Welche Zwecke könnte Russland mit einem Cyberkrieg verfolgen?

Sandro Gaycken: Zur Abschreckung, als taktische Gegenmaßnahme, für Erosionsstrategien und strategische Spionage oder zur Unterwanderung von Sanktionen. Cyberangriffe könnten andere Maßnahmen begleiten.

Niederländer konnten in GRU-Systeme eindringen

Können wir uns neben dem langfristigen Schutz von IT-Systemen auch kurzfristig gegen solche Attacken schützen?

Sandro Gaycken: Kurzfristig, nein.

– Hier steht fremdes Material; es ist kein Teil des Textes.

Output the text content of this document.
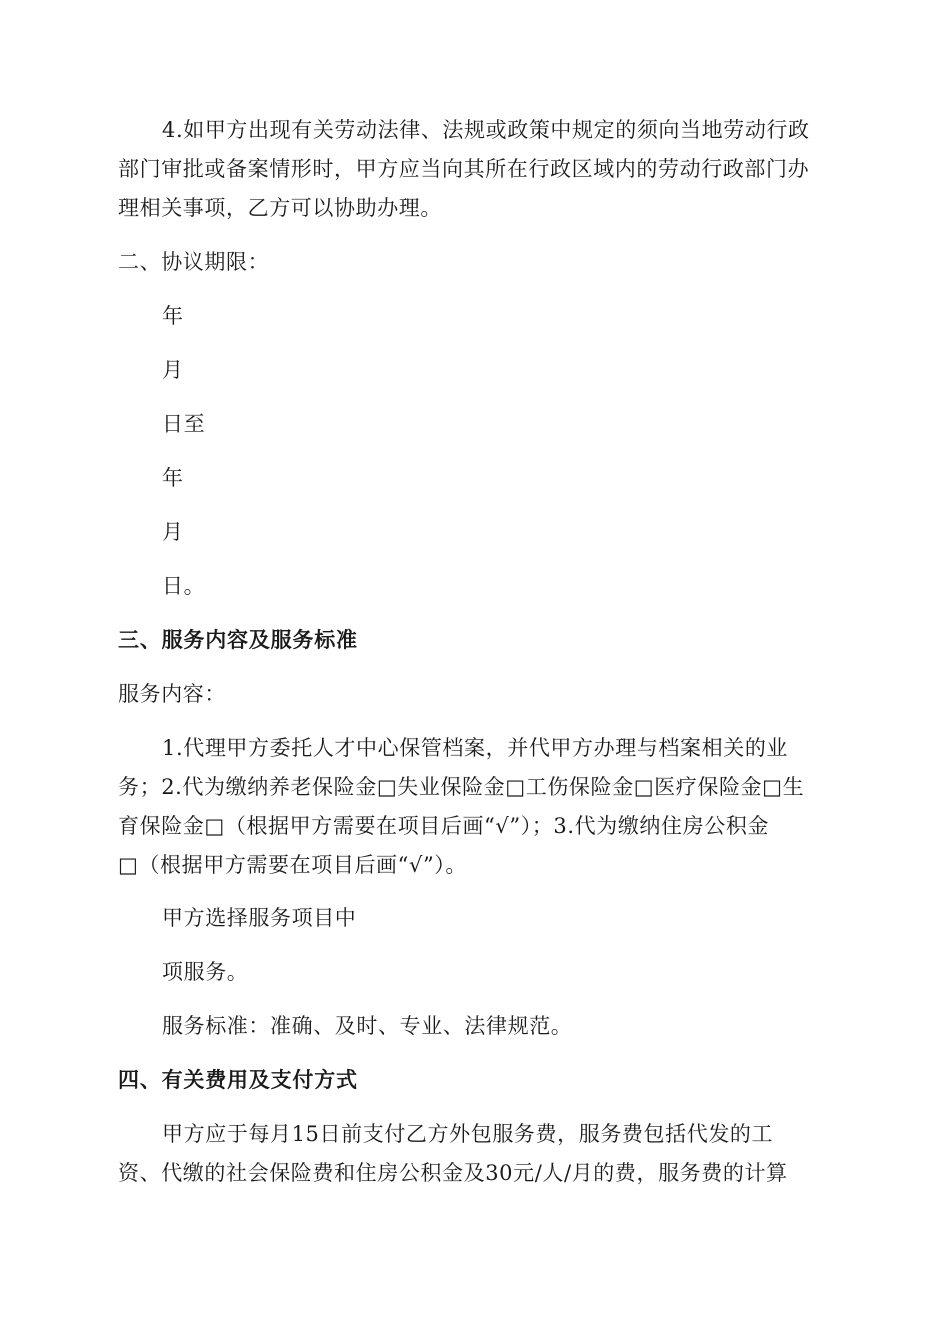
4.如甲方出现有关劳动法律、法规或政策中规定的须向当地劳动行政
部门审批或备案情形时，甲方应当向其所在行政区域内的劳动行政部门办
理相关事项，乙方可以协助办理。
二、协议期限：
年
月
日至
年
月
日。
三、服务内容及服务标准
服务内容：
1.代理甲方委托人才中心保管档案，并代甲方办理与档案相关的业
务；2.代为缴纳养老保险金□失业保险金□工伤保险金□医疗保险金□生
育保险金□（根据甲方需要在项目后画“√”）；3.代为缴纳住房公积金
□（根据甲方需要在项目后画“√”）。
甲方选择服务项目中
项服务。
服务标准：准确、及时、专业、法律规范。
四、有关费用及支付方式
甲方应于每月15日前支付乙方外包服务费，服务费包括代发的工
资、代缴的社会保险费和住房公积金及30元/人/月的费，服务费的计算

Seit zehn Jahren empfehle ich Hochsicherheits-Infrastrukturen mit High-Assurance-Systemen. Da sind die Systemteile voreinander geschützt, so dass ein Angreifer nach dem Befall eines Teils nicht in weitere Teile vordringen kann.

Das gibt es leider nur in der Rüstungsindustrie. Am besten haben sich die Niederlande gewappnet, denn sie werden von den Russen besonders gefürchtet, nachdem es dem niederländischen Geheimdienst gelungen ist, in Datensysteme des russischen Militärgeheimdiensts GRU einzudringen. Das könnten die Niederlande auch künftig nutzen.

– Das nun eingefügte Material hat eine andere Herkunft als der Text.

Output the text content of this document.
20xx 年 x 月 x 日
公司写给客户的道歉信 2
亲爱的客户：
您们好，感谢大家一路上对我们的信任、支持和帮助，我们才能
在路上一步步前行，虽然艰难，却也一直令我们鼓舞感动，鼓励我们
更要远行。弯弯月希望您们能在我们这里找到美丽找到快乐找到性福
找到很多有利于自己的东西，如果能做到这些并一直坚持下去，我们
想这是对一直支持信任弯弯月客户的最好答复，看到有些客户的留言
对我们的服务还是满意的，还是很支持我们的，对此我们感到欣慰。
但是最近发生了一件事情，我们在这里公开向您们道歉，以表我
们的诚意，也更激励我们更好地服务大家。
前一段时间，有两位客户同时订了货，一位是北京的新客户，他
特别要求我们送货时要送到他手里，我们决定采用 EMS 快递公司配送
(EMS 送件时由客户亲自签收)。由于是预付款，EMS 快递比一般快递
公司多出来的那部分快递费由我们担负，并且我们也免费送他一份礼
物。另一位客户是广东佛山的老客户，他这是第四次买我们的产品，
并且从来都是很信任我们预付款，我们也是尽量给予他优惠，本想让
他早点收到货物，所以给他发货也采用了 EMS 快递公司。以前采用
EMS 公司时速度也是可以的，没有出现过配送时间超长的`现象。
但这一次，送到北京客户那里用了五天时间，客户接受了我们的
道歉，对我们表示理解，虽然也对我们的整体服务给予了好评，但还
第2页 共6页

Mikko Hyppönen, der Forschungschef des finnischen IT-Sicherheits-Anbieters F-Secure, sieht Deutschland gegen Angriffe aus dem Cyberraum schlechter gewappnet als die Ukraine. Wie schätzen Sie das ein?

Sandro Gaycken: Das stimmt. Dank der Hilfe der USA und der Nato ist die Ukraine in der Lage, Systeme plötzlich offline zu schalten. Wir können das nicht. Das BSI (Bundesamt für Sicherheit in der Informationstechnik) und andere deutsche Behörden halten sich für sehr fähig und hatten daher kein Interesse an amerikanischer Hilfe.

Ein großes Problem ist auch die deutsche Bürokratie. Das zeigt sich bei der langwierigen und komplizierten Beschaffung und der viel zu niedrigen Besoldung von IT-Fachleuten. Bürokratie ist hinderlich im Krieg. Auch die Nato braucht mit bis zu zehn Jahren zu lange bei der Beschaffung großer Hightech-Systeme.

Bei einer deutschen Behörde dauert es sogar eineinhalb Jahre, bis sie sich eine Beschaffungsanfrage überhaupt näher anschaute. Zudem fehlen gute deutsche Sicherheitspolitiker. Junge Politiker haben kaum Kenntnis, etwa in nuklearer Eskalationsstrategie.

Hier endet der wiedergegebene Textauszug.